Fausto-Sterling’s primary claim is that “labeling someone a man or a woman is a social decision. We may use scientific knowledge to help us make the decision, but only our beliefs about gender—not science—can define our sex. Furthermore, our believes about gender affect what kinds of knowledge scientists produce about sex in the first place.” Rather, she claims that “Our bodies are too complex to provide clear-cut answers about sexual difference. The more we look for a simple physical basis for ‘sex,’ the more it becomes clear that ‘sex’ is not a purely physical category. What bodily signals and functions we define as male or female come already entangled in our ideas about gender.” She notes that it wasn’t until the 1970s that sex and gender were posited as separate categories by sexologists, while second-wave feminists argued that gender differences were primarily the result of social institutions “designed to perpetuate gender inequality.” However, because feminists left the physical differences of sex unquestioned, they left open the possibilities of “hardwired” differences between the sexes.
Importantly, Fausto-Sterling claims that
Truths about human sexuality created by scholars in general and by biologists in particular are one component of political, social, and moral struggles about our cultures and economies. At the same time, components of our political, social, and moral struggles become, quite literally, embodied, incorporated into our very physiological being. (location 129)
More specifically, she acknowledges that “Understanding how race and gender work—together and independently—helps us learn more about how the social becomes embodied.” And it is this process of the social becoming embodied in which I am interested.
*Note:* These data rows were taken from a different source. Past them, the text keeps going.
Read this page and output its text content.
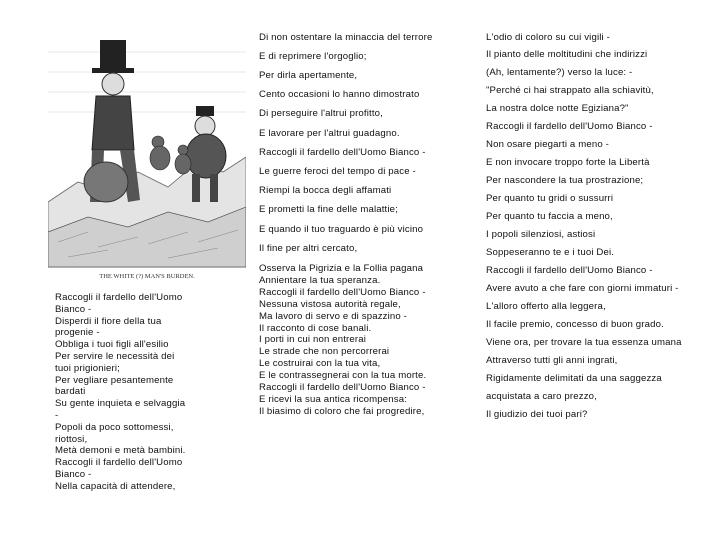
THE WHITE (?) MAN'S BURDEN.
Raccogli il fardello dell'Uomo
Bianco -
Disperdi il fiore della tua
progenie -
Obbliga i tuoi figli all'esilio
Per servire le necessità dei
tuoi prigionieri;
Per vegliare pesantemente
bardati
Su gente inquieta e selvaggia
-
Popoli da poco sottomessi,
riottosi,
Metà demoni e metà bambini.
Raccogli il fardello dell'Uomo
Bianco -
Nella capacità di attendere,
Di non ostentare la minaccia del terrore
E di reprimere l'orgoglio;
Per dirla apertamente,
Cento occasioni lo hanno dimostrato
Di perseguire l'altrui profitto,
E lavorare per l'altrui guadagno.
Raccogli il fardello dell'Uomo Bianco -
Le guerre feroci del tempo di pace -
Riempi la bocca degli affamati
E prometti la fine delle malattie;
E quando il tuo traguardo è più vicino
Il fine per altri cercato,
Osserva la Pigrizia e la Follia pagana
Annientare la tua speranza.
Raccogli il fardello dell'Uomo Bianco -
Nessuna vistosa autorità regale,
Ma lavoro di servo e di spazzino -
Il racconto di cose banali.
I porti in cui non entrerai
Le strade che non percorrerai
Le costruirai con la tua vita,
E le contrassegnerai con la tua morte.
Raccogli il fardello dell'Uomo Bianco -
E ricevi la sua antica ricompensa:
Il biasimo di coloro che fai progredire,
L'odio di coloro su cui vigili -
Il pianto delle moltitudini che indirizzi
(Ah, lentamente?) verso la luce: -
"Perché ci hai strappato alla schiavitù,
La nostra dolce notte Egiziana?"
Raccogli il fardello dell'Uomo Bianco -
Non osare piegarti a meno -
E non invocare troppo forte la Libertà
Per nascondere la tua prostrazione;
Per quanto tu gridi o sussurri
Per quanto tu faccia a meno,
I popoli silenziosi, astiosi
Soppeseranno te e i tuoi Dei.
Raccogli il fardello dell'Uomo Bianco -
Avere avuto a che fare con giorni immaturi -
L'alloro offerto alla leggera,
Il facile premio, concesso di buon grado.
Viene ora, per trovare la tua essenza umana
Attraverso tutti gli anni ingrati,
Rigidamente delimitati da una saggezza
acquistata a caro prezzo,
Il giudizio dei tuoi pari?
In particular, Fausto-Sterling points to the lack of data collection on the “normal distribution of genital anatomy,” which demonstrates that “from the viewpoint of medical practitioners, progress in the handling of intersexuality involves maintaining the normal. Accordingly, there ought to be only two boxes: male and female.”
Fausto-Sterling observes that a similarly policed binary exists in general understandings of sexuality—one is either inherently heterosexual, or inherently a lesbian. Further, even using the Kinsey scale, which acknowledges a more continuum-like understanding of sexual-object desire, is still a linear, two-dimensional scale. She does acknowledge the existence of more complicated scales, such as that by Fritz Klein (which uses seven variables: sexual attraction, sexual behavior, sexual fantasies, emotional preference, social preference, self-identification, hetero/homo lifestyle along with a time scale). Further, the work of feminist and gay theorists which revealed the social constructed nature of sexuality encouraged the idea that sexual expression was not biologically grounded. Responding to Halperin’s claim that “sexuality is not a somatic fact, it is a cultural effect,” Fausto-Sterling instead posits that “sexuality is a somatic fact created by a cultural effect.” Comparing Butler’s idea that the body is completely constructed through discourse with that of Grosz, who thinks there are some biological processes which “precede meaning,” Fausto-Sterling posits that “we need the concept of the psyche, a place where two-way translations between the mind and the body take place.”
Working against this is a deeply entrenched commitment to the idea of only two, discrete sexes: “Reconceptualizing the category of ‘sex’ challenges cherished aspects of European and American social organization.” Fausto-Sterling gives a detailed account of the development of our understanding of sex and sexuality, primarily in the nineteenth and twentieth centuries, and shows in painstaking detail how political events and cultural norms of the times shaped scientific inquiry and understanding. Ultimately, she does denounce her earlier proposed five-sex model, but instead advocates for a much more nuanced understanding of sex, gender, and sexuality, one which takes the idea of systemic interaction into much greater account. Using a really useful example of the evolution of smiling as one which begins as a somatically neutral, muscularly simple action to one which, over the course of maturation and interaction, becomes a much more emotionally-connected and muscularly complex action, Fausto-Sterling argues that sex, gender, and sexuality need to be analyzed as similarly systems-oriented behaviors.